In the last decade, a new generation of publications, known as open access (OA) journals, have turned the traditional publishing business model on its head. They have done this by providing access to their content for free on-line. For low-middle income countries, this has been an extremely important shift, as institutional access is severely limited in these countries.
Some publishers, such as Nature Publishing Group, have opened up access to many of their biomedical journals in developing countries. In parallel with this trend, several research-funding institutions have also developed open access guidelines.
Last year, CIHR implemented a policy to ensure that, starting January 1, 2008, all findings that result from the research it funds are made available to the public through an open access archive or through publication in an open access journal. In April 2008, the National Institutes of Health (NIH), one of the largest granting agencies for health research in the United States, followed suit. Many universities have also decided to push for open access to research that is done on their campuses.
In February 2008, Harvard’s Faculty of Arts and Sciences unanimously voted for open access distribution of articles. MIT, Cornell, Dartmouth, and University of California, Berkeley, have also pledged to go open access. On our side of the border, Wilfrid Laurier University has launched an institutional open access respository in an effort to, “significantly increase access to Laurier’s scholarly information”.
There are many questions about this new way of publishing: Are OA journals gaining acceptance and respect, and are we only at the tip of the iceberg of this open access revolution? The sheer number of open access journals (4,200 in total) seems to suggest that this is the case. Some of these journals are among the most respected scientfic journals in publication.
Are OA journals financially sustainable? OA journals have different business models which often involve higher “page fees”; in many cases, the author pays. Whatever the model, at some point someone has to pay for publishing costs. To address this, perhaps governments and universities should put together ”˜publication funds’ to encourage researchers to publish in open access journals. Those without such funding (i.e. researchers from developing countries), could be offered lower or waived page fees by journal publishers.
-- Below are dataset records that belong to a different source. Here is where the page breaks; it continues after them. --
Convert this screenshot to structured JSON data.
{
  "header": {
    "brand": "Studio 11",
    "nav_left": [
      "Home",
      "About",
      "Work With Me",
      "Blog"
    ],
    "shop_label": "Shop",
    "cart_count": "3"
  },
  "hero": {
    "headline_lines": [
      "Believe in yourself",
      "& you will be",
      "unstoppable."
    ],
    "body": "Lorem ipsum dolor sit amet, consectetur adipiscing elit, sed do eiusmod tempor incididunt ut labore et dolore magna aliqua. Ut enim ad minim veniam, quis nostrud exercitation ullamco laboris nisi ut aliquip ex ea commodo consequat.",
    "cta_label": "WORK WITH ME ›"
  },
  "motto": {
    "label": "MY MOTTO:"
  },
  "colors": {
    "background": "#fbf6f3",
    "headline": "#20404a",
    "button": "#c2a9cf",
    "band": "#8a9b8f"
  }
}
The unprecedented growth in OA journals and commitment to OA by government funding agencies heralds a new era in health science research. The more global health researchers insist on publishing OA, the more OA will grow. The fact is that open acesss opens up research findings to all, especially to those who can least afford to pay for it.
Rebecca Goulding is a postdoctoral fellow with the Open Health Initiative at the Centre for Sustainability and Social Innovation, Sauder School of Business, University of British Columbia.
Goldis Chami is a medical student at the University of British Columbia.